L’ensemble de l’ouvrage se lit avec plaisir. Il présente un ensemble de cas riches et variés, certains portant sur des professions assez connues, comme les dockers, les éboueurs, et d’autres sur des professions qui le sont moins, comme les blanchisseuses de l’hôpital public. La question de l’emploi et de ses formes socio-juridiques est souvent croisée avec une sociologie de l’activité et une histoire sociale de la profession. Le champ de l’étude se limite, pour l’essentiel, au personnel d’exécution, correspondant, grosso modo, à celui couvert par la catégorie C de la fonction publique, ou, dit en termes plus sociologiques, au salariat des « classes populaires ». Mis à part le cas d’un article exclusivement consacré à la maîtrise, le salariat d’un niveau plus élevé n’est évoqué qu’à travers les promotions dont ont pu bénéficier une fraction des salariés entrés dans ces emplois à statut « par le bas ».

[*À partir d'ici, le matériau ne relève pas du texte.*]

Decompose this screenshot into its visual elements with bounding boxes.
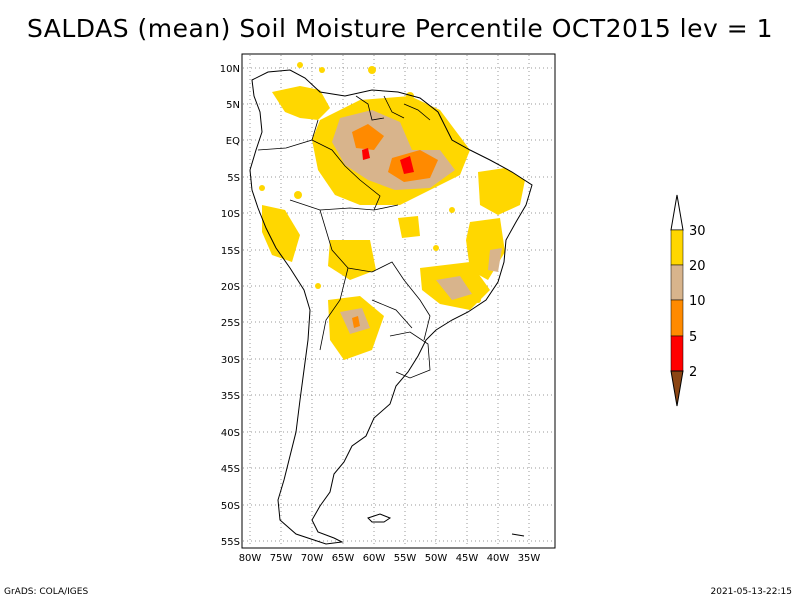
lat-label: 10N xyxy=(220,64,240,75)
lon-label: 65W xyxy=(332,553,355,564)
lat-label: 5S xyxy=(227,173,240,184)
lon-axis: 80W 75W 70W 65W 60W 55W 50W 45W 40W 35W xyxy=(239,553,541,564)
colorbar-segment-5-10 xyxy=(670,299,684,337)
colorbar-above-arrow xyxy=(670,194,684,231)
lat-label: 15S xyxy=(221,246,240,257)
shade-2-5 xyxy=(362,148,370,160)
shade-10-20 xyxy=(436,276,472,300)
colorbar-below-arrow xyxy=(670,370,684,407)
colorbar-label: 5 xyxy=(689,330,697,345)
chart-title: SALDAS (mean) Soil Moisture Percentile O… xyxy=(26,14,774,43)
colorbar-label: 20 xyxy=(689,259,706,274)
shade-20-30 xyxy=(272,86,330,120)
lon-label: 40W xyxy=(487,553,510,564)
country-borders xyxy=(257,95,431,379)
shade-10-20 xyxy=(488,248,502,272)
lat-label: 35S xyxy=(221,391,240,402)
lat-label: 55S xyxy=(221,537,240,548)
lat-label: 20S xyxy=(221,282,240,293)
lon-label: 35W xyxy=(518,553,541,564)
lon-label: 80W xyxy=(239,553,262,564)
lat-label: 40S xyxy=(221,428,240,439)
lon-label: 60W xyxy=(363,553,386,564)
lat-label: EQ xyxy=(226,136,240,147)
lat-label: 30S xyxy=(221,355,240,366)
shade-5-10 xyxy=(388,150,438,182)
colorbar-label: 30 xyxy=(689,224,706,239)
footer-timestamp: 2021-05-13-22:15 xyxy=(710,587,793,597)
lon-label: 50W xyxy=(425,553,448,564)
shade-2-5 xyxy=(400,156,414,174)
shade-20-30 xyxy=(478,168,525,215)
lat-label: 50S xyxy=(221,501,240,512)
shade-20-30 xyxy=(398,216,420,238)
footer-credit: GrADS: COLA/IGES xyxy=(4,587,89,597)
colorbar-segment-10-20 xyxy=(670,264,684,301)
lat-label: 10S xyxy=(221,209,240,220)
lon-label: 70W xyxy=(301,553,324,564)
colorbar-segment-20-30 xyxy=(670,229,684,266)
lat-label: 5N xyxy=(226,100,240,111)
coastline xyxy=(249,69,533,545)
shade-5-10 xyxy=(352,124,384,150)
lon-label: 75W xyxy=(270,553,293,564)
lat-label: 45S xyxy=(221,464,240,475)
island-outline xyxy=(511,533,525,537)
percentile-shading xyxy=(259,62,525,360)
lon-label: 45W xyxy=(456,553,479,564)
shade-20-30 xyxy=(262,205,300,262)
lat-label: 25S xyxy=(221,318,240,329)
colorbar-segment-2-5 xyxy=(670,335,684,372)
shade-5-10 xyxy=(352,316,360,328)
colorbar: 30 20 10 5 2 xyxy=(670,194,706,407)
colorbar-label: 10 xyxy=(689,294,706,309)
colorbar-label: 2 xyxy=(689,365,697,380)
lat-axis: 10N 5N EQ 5S 10S 15S 20S 25S 30S 35S 40S… xyxy=(220,64,240,548)
falkland-islands xyxy=(367,513,392,523)
lon-label: 55W xyxy=(394,553,417,564)
shade-20-30 xyxy=(328,240,376,280)
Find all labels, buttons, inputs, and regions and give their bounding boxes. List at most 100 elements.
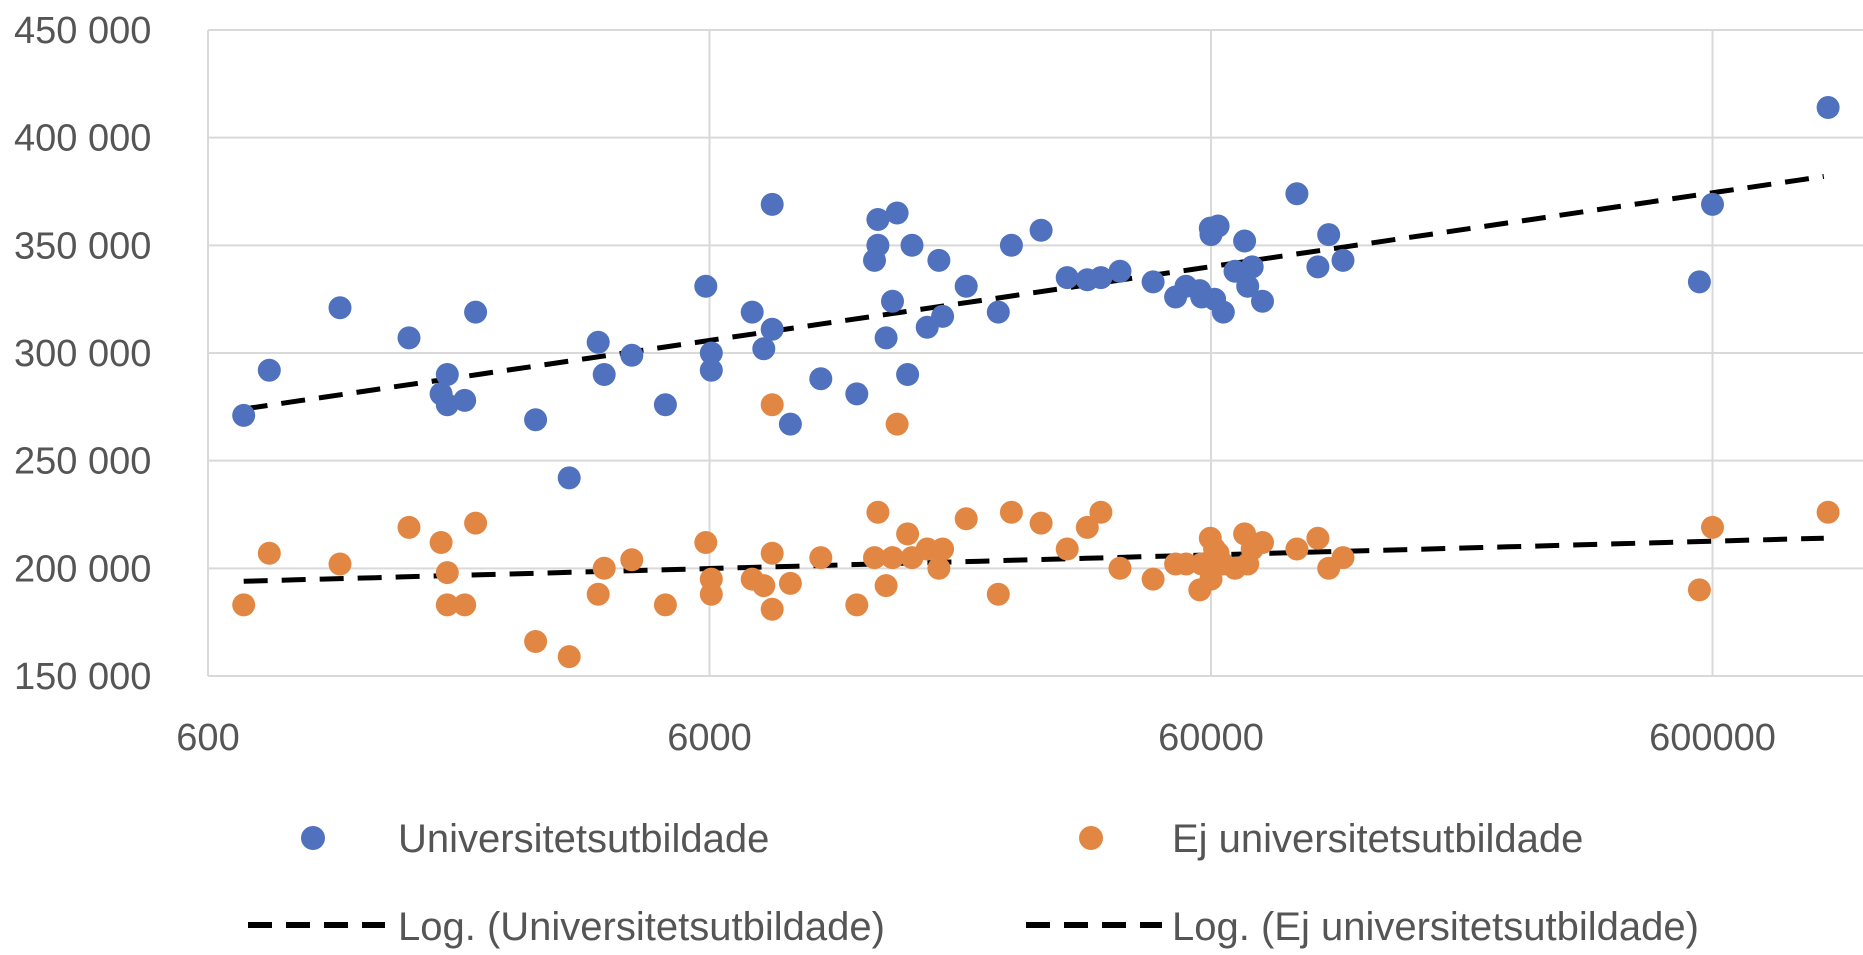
data-point-university	[866, 233, 890, 257]
data-point-university	[1285, 182, 1309, 206]
data-point-university	[1687, 270, 1711, 294]
data-point-university	[694, 274, 718, 298]
legend-item-university: Universitetsutbildade	[301, 817, 769, 861]
data-point-university	[524, 408, 548, 432]
legend-item-trend-university: Log. (Universitetsutbildade)	[248, 905, 885, 949]
data-point-non-university	[752, 574, 776, 598]
data-point-university	[1816, 96, 1840, 119]
data-point-non-university	[397, 515, 421, 539]
data-point-non-university	[1075, 515, 1099, 539]
data-point-non-university	[1331, 546, 1355, 570]
data-point-non-university	[1701, 515, 1724, 539]
y-tick-label: 450 000	[14, 10, 151, 52]
x-tick-label: 600000	[1649, 717, 1776, 759]
data-point-non-university	[557, 645, 581, 669]
data-point-university	[653, 393, 677, 417]
data-point-university	[464, 300, 488, 324]
trendlines	[243, 173, 1825, 584]
data-point-university	[885, 201, 909, 225]
data-point-non-university	[760, 541, 784, 565]
data-point-non-university	[986, 582, 1010, 606]
data-point-university	[1317, 223, 1341, 247]
data-point-university	[760, 317, 784, 341]
data-point-university	[592, 363, 616, 386]
data-point-university	[760, 192, 784, 216]
y-tick-label: 350 000	[14, 225, 151, 267]
data-point-university	[866, 208, 890, 231]
data-point-non-university	[863, 546, 886, 570]
data-point-non-university	[760, 393, 784, 417]
data-point-non-university	[809, 546, 833, 570]
data-point-non-university	[232, 593, 256, 617]
data-point-non-university	[931, 537, 955, 561]
data-point-university	[699, 358, 723, 382]
data-point-non-university	[927, 556, 951, 580]
data-point-non-university	[1306, 526, 1330, 550]
data-point-university	[586, 330, 610, 354]
trendline-university	[243, 173, 1825, 412]
data-point-non-university	[429, 531, 453, 554]
data-point-non-university	[435, 593, 459, 617]
data-points	[232, 96, 1840, 669]
data-point-university	[1029, 218, 1053, 242]
data-point-non-university	[328, 552, 352, 576]
data-point-non-university	[653, 593, 677, 617]
data-point-non-university	[453, 593, 477, 617]
y-tick-label: 400 000	[14, 118, 151, 160]
data-point-non-university	[778, 571, 802, 595]
data-point-university	[1141, 270, 1165, 294]
data-point-university	[1108, 259, 1132, 283]
data-point-non-university	[1141, 567, 1165, 591]
data-point-non-university	[885, 412, 909, 436]
axes: 150 000 200 000 250 000 300 000 350 000 400 0…	[14, 10, 1776, 759]
data-point-university	[1701, 192, 1724, 216]
legend-label-non-university: Ej universitetsutbildade	[1172, 817, 1583, 861]
data-point-university	[699, 341, 723, 365]
data-point-non-university	[257, 541, 281, 565]
x-tick-label: 60000	[1158, 717, 1264, 759]
data-point-university	[1306, 255, 1330, 279]
data-point-university	[927, 248, 951, 272]
data-point-university	[809, 367, 833, 391]
data-point-university	[232, 403, 256, 427]
data-point-university	[1089, 266, 1113, 290]
legend-item-trend-non-university: Log. (Ej universitetsutbildade)	[1026, 905, 1699, 949]
data-point-non-university	[896, 522, 920, 546]
data-point-non-university	[620, 548, 644, 572]
y-tick-label: 300 000	[14, 333, 151, 375]
data-point-university	[954, 274, 978, 298]
data-point-non-university	[1108, 556, 1132, 580]
data-point-non-university	[1687, 578, 1711, 602]
data-point-university	[900, 233, 924, 257]
data-point-university	[1240, 255, 1264, 279]
data-point-non-university	[464, 511, 488, 535]
data-point-university	[986, 300, 1010, 324]
data-point-university	[778, 412, 802, 436]
data-point-non-university	[586, 582, 610, 606]
data-point-non-university	[694, 531, 718, 554]
data-point-university	[453, 388, 477, 412]
data-point-university	[1211, 300, 1235, 324]
data-point-non-university	[954, 507, 978, 531]
data-point-non-university	[881, 546, 904, 570]
y-tick-label: 150 000	[14, 656, 151, 698]
legend-item-non-university: Ej universitetsutbildade	[1079, 817, 1583, 861]
data-point-university	[620, 343, 644, 367]
data-point-non-university	[699, 582, 723, 606]
data-point-university	[1055, 266, 1079, 290]
legend-marker-non-university	[1079, 826, 1103, 850]
data-point-university	[328, 296, 352, 320]
data-point-non-university	[435, 561, 459, 585]
data-point-non-university	[999, 500, 1023, 524]
data-point-university	[1233, 229, 1257, 253]
data-point-university	[557, 466, 581, 490]
grid	[207, 29, 1863, 677]
data-point-non-university	[1089, 500, 1113, 524]
data-point-non-university	[1055, 537, 1079, 561]
data-point-university	[257, 358, 281, 382]
data-point-university	[740, 300, 764, 324]
data-point-university	[1251, 289, 1274, 313]
x-tick-label: 600	[176, 717, 239, 759]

L’ouvrage souffre bien évidemment des défauts inhérents à presque tous les ouvrages issus de colloque. Le champ n’est pas traité systématiquement : deux articles sur les dockers, deux sur les éboueurs, trois sur les ouvriers de l’industrie de la défense, un sur l’industrie des tabacs, un sur le personnel municipal d’une petite ville, un sur la Poste, un sur l’hôpital, un sur les télécommunications, un sur la RATP … mais, par exemple, rien sur la SNCF, sur la Police ou sur les personnels de service de l’Education nationale. Certains articles paraissent un peu décalés par rapport à la thématique générale, comme celui, intéressant par ailleurs, sur la politique sociale d’une entreprise indienne de télécommunication, seul à introduire une dimension de comparaison internationale dans un ouvrage qui porte sur une histoire sociale assez spécifiquement française (j’y reviendrai), ou celui sur le crédit à la consommation pratiqué par les petits fonctionnaires. Mais, dans l’ensemble, l’ouvrage « se tient » et les renvois, explicites ou implicites, entre les articles ne manquent pas.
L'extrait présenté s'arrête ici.